Bins walked faster, moving forward and joining the ones pushing the karo. He elbowed away a few people until he was positioned as close to the saint’s image as was possible.
The statue was finally within his grasp.
OUCH, he cried suddenly. A drop of melted wax had fallen on the back of his hand.
Sorry po, said the girl whose candle it was that fell on him.

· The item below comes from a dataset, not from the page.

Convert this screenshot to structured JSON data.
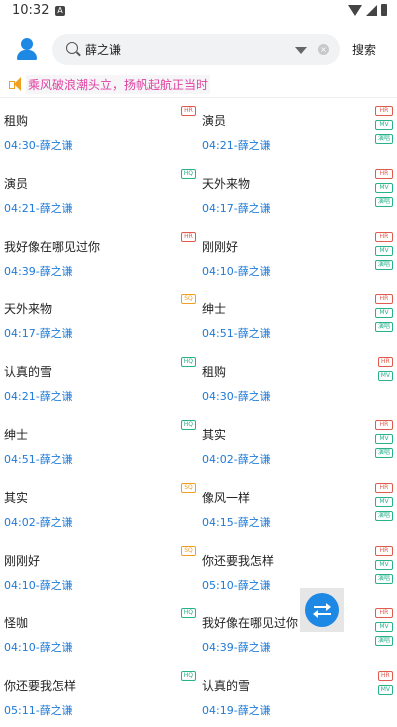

To Bins’s horror, the wax, instead of cooling and drying up, began to burn through his skin. He held up his hand and watched with shocked terror as the spot where the wax fell turned into an angry red welt, popped, and started widening. The wax was eating his skin like acid, spreading to his fingers, and pretty soon the back of his hand was reduced to raw, exposed flesh.
Beeesentee araaaanga caaamee, the crowd sang, an simong ugaaay halaaat mi!
Bins screamed.
Hesusmaryosep! exclaimed a few old women.
Ay! Ka Escandaloso, cried another.
His hand was smoking. His own flesh smelled so astonishingly like barbeque that to his utter revulsion, his stomach rumbled.
With a last, frantic effort, he grabbed San Vicente’s image with his other hand and flung it away as hard as he could.
I did it! thought Bins, exulting.
That was the last thing he ever thought of.
This time, it was the old women in the crowd who screamed as poor Bins suddenly combusted, bursting into flames much brighter than any candle.
May nasusulo, may nasusulo, they shrieked in alarm. Tubig, tubig, tubiiiiig!
Along the seashore, the waves crashed and rolled as the tide began to ebb, washing up pebbles and seashells and all sorts of rubbish in the sand. Clumped together with brown coconut husks, a wad of dirty diaper and a broken glass bottle was the small, newly-painted statuette of San Vicente Ferrer.